It was Kelly's criticism of Fonda for her anti-Vietnam activism four decades ago that got the nation riled up, but the thing that's somehow not come under much scrutiny, is whether or not Kelly's arguments about plastic surgery actually carry some merit.
In recent years, Fonda has been going out of her way to positively represent mature women in her roles. In Grace and Frankie's third season, Fonda and Lily Tomlin's characters are seen turning down a lucrative business opportunity because it would involve airbrushing their faces and bodies in promotional materials, and they want to look their own age. In Our Souls at Night, Fonda is seen taking control of her life in her twilight years, seeking out romance with her handsome neighbor, while rocking a grey hairdo that Fonda herself would probably never sport.
Kelly argued that: "For years, [Fonda] has spoken openly about her joy in giving a cultural face to older women. Well, the truth is, most older women look nothing like Fonda... If Fonda really wants to have a discussion about older women's cultural face, then her plastic surgery is tough to ignore."
Truthfully, on closer examination though, that's not really true. We, as a culture, ignore plastic surgery all the time -- especially when it's as well done as Fonda's. Going under the knife is standard practice for most celebrities past a certain age, because they exist in a profession where job opportunities are likely to disappear if they don't play the game. Fonda's entire career has been spent in an industry where only the thinnest and prettiest survive.
Fonda has done what she had to do to keep working, and yes, she looks amazing. But what Megyn Kelly seems to have forgotten is that Jane Fonda has always looked amazing. She is not an exceptional beauty at 80 because of surgery, she is an exceptional beauty at 80 because she started from a genetically blessed vantage point (see: literally any scene in Barbarella). She worked extremely hard to stay in optimum health her entire life, which is how she built her aerobics empire in the 1980s, and why she is still able to share new, expertly-curated workouts with the world.
The other point that Kelly has missed is that most women of Fonda's age don't need or want to hear discussions about plastic surgery. Women who have been alive for a half century or longer are well aware of what normal aging looks like and, in turn, what it looks like when someone has paid for an aesthetic boost. They also know that, actually, stars aren't like us; they have more time and money for beautification, they have more pressure on them to look a certain way, and they have far less fun with food.
Studies have shown a shift in focus can take place in senior years for women. In one 2016 study, titled Body Image, Aging, and Identity in Women Over 50, one 73-year-old participant said: "Believe that women my age desire to be useful to others, hope to be consulted or heard about what it means to be in the final decade(s) of life, and hope to be thought of as valued mentors, loving and caring friends, associates, and sources of good company to others." A 68-year-old shared: "We often find ourselves literally invisible to younger folks and men."

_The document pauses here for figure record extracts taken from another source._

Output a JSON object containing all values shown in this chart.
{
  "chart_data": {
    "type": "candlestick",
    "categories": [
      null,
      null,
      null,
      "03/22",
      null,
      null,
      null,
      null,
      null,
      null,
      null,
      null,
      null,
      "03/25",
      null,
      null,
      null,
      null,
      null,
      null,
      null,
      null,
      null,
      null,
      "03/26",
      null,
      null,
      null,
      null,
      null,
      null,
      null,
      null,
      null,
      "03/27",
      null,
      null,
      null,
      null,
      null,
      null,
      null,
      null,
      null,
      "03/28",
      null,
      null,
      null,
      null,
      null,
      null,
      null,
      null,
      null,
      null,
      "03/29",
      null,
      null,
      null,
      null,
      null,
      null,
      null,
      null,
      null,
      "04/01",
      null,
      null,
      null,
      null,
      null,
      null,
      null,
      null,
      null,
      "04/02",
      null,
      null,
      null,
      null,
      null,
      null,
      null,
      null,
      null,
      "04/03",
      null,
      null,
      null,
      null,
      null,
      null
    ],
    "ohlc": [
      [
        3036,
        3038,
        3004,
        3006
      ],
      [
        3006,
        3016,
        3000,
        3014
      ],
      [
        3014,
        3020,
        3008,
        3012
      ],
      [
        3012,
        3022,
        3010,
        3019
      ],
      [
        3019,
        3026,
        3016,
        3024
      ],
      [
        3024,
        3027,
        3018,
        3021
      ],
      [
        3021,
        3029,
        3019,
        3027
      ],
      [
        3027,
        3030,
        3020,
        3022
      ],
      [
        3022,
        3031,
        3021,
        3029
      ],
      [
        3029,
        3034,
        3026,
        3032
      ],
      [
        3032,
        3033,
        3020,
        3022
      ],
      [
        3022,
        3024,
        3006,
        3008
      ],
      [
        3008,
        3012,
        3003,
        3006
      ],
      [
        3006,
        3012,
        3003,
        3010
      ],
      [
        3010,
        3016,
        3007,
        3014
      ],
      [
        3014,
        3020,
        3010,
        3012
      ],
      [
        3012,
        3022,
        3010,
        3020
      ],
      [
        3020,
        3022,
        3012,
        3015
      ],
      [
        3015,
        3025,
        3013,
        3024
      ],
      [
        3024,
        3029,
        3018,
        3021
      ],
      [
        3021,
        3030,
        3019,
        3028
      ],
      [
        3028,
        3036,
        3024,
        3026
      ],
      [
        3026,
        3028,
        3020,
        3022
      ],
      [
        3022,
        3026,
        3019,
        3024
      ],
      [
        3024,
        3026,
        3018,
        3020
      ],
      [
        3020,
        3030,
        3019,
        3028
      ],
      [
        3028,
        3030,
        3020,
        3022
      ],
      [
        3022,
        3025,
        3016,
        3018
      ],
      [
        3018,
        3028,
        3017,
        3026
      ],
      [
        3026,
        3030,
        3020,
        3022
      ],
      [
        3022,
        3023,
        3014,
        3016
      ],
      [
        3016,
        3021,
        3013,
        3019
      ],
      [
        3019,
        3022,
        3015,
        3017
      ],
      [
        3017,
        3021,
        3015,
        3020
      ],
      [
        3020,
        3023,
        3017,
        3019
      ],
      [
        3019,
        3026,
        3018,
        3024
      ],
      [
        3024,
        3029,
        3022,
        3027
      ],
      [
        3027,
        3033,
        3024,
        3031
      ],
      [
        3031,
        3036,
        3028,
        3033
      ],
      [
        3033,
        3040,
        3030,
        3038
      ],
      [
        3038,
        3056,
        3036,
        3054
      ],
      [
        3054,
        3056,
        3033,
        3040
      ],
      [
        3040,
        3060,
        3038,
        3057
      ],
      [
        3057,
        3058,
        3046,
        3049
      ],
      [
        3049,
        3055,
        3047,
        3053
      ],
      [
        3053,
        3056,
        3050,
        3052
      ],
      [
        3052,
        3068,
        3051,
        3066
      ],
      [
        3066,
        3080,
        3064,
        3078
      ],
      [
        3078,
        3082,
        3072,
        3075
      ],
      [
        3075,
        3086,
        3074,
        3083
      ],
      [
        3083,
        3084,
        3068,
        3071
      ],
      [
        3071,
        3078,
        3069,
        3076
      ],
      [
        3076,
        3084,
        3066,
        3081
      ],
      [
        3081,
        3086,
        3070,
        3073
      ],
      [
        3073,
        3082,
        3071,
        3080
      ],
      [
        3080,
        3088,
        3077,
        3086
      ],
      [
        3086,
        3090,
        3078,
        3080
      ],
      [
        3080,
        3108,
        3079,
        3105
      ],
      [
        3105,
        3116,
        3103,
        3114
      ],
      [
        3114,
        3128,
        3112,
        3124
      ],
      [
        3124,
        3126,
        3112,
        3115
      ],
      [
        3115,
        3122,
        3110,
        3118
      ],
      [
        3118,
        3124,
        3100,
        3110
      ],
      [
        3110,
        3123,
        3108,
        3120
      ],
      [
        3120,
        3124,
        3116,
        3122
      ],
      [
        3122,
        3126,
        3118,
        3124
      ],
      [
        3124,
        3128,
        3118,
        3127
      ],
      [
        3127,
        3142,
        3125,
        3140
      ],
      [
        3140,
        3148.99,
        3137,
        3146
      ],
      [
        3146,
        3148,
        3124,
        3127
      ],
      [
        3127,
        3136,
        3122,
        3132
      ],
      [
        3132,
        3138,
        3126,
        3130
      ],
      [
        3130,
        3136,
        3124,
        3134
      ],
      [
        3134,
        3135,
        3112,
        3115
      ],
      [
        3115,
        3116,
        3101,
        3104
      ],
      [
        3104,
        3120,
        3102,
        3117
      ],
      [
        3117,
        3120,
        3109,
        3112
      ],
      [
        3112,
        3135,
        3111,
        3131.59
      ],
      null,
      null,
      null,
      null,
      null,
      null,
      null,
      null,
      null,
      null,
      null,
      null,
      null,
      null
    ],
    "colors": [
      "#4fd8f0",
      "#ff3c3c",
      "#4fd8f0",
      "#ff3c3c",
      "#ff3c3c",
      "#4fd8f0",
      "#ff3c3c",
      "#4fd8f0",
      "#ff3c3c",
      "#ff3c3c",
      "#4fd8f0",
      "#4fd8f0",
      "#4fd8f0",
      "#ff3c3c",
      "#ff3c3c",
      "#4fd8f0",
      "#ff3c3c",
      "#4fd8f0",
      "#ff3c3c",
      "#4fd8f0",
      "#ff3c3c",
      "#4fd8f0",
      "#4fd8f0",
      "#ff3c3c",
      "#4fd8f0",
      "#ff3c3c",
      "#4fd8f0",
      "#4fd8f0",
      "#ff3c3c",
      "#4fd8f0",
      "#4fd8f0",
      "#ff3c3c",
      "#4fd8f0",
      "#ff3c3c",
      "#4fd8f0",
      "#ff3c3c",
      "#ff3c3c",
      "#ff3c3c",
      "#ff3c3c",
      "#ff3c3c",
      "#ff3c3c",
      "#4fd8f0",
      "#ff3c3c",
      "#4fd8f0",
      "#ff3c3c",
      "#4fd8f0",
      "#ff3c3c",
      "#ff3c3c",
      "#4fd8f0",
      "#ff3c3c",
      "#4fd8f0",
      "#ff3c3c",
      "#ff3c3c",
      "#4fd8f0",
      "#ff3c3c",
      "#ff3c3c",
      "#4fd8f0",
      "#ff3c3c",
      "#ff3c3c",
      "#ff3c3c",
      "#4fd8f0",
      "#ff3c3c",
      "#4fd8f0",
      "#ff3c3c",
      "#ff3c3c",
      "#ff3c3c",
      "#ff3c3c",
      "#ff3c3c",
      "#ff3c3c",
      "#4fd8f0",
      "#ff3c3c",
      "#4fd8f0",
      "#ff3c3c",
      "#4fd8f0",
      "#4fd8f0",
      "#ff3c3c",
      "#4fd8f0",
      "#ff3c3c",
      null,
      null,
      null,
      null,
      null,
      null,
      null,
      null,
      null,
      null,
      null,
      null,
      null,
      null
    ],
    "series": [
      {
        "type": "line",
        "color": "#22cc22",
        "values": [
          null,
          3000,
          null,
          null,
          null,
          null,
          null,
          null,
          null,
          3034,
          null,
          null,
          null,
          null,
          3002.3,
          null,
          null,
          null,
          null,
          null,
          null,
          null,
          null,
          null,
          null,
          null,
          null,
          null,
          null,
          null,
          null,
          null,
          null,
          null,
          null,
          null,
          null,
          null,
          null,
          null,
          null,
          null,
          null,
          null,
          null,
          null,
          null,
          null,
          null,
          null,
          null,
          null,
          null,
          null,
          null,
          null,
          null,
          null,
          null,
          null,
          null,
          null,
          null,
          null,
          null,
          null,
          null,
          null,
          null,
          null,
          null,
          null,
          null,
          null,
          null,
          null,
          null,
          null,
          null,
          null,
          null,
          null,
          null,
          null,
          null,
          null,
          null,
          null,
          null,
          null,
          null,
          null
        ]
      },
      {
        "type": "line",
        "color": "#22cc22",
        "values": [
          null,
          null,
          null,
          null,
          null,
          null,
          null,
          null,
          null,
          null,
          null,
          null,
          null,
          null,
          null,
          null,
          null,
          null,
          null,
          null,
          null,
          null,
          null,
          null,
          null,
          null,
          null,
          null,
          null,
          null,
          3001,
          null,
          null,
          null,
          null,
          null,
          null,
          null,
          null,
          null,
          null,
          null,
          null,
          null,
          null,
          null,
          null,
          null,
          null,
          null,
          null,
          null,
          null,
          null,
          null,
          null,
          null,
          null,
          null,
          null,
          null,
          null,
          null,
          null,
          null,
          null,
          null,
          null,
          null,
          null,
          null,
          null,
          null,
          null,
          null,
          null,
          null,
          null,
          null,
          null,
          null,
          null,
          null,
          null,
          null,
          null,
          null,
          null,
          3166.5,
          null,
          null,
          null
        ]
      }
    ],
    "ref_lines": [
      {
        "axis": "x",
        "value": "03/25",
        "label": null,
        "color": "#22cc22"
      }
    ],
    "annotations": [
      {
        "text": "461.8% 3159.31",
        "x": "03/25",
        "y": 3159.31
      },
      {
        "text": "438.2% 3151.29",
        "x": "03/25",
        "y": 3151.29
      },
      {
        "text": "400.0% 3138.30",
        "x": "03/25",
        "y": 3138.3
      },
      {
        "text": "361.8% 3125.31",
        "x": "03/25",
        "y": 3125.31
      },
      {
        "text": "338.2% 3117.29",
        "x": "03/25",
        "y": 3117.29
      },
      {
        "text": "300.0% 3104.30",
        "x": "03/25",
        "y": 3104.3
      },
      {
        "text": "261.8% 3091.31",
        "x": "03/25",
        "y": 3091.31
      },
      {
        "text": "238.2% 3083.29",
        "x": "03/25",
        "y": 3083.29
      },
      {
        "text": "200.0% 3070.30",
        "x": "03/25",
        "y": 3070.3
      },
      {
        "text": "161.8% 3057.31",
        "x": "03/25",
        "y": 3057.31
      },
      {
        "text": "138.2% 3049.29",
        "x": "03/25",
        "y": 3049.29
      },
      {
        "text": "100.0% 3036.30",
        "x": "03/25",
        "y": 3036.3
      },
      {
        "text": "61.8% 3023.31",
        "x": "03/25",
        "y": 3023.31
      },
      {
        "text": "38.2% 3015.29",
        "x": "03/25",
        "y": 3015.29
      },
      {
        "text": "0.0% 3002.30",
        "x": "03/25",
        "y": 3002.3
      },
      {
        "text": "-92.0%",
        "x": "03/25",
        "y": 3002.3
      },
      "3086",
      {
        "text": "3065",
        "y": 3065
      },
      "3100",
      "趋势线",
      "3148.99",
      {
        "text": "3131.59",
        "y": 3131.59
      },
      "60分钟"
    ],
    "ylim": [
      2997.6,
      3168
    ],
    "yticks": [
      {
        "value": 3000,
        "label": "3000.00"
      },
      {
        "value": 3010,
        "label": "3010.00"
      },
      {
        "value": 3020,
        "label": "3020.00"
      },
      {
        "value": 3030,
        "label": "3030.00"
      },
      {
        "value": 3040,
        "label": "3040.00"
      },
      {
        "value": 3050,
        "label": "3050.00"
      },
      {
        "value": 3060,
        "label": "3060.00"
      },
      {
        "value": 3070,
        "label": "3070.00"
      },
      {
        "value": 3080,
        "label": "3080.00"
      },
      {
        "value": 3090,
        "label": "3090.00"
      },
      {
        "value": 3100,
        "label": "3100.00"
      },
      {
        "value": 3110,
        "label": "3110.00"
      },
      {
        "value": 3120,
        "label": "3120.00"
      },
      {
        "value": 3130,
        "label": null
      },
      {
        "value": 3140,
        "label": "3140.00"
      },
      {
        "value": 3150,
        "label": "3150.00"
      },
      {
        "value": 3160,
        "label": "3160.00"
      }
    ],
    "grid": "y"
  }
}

With that in mind, it is doubtful many older women are even vaguely concerned about what changes Jane Fonda has made to her face, as long as she's representing them. She is a visible and enduring symbol of success, independence, and sexiness at any age -- and we live in a culture that desperately needs more of that. When stars like Fonda, Anjelica Huston, Goldie Hawn, and Diane Keaton fly the flag for senior women, eradicating outdated ideas about what it means to be over 60 and female, it is almost impossible to care if any of them have had work done or not.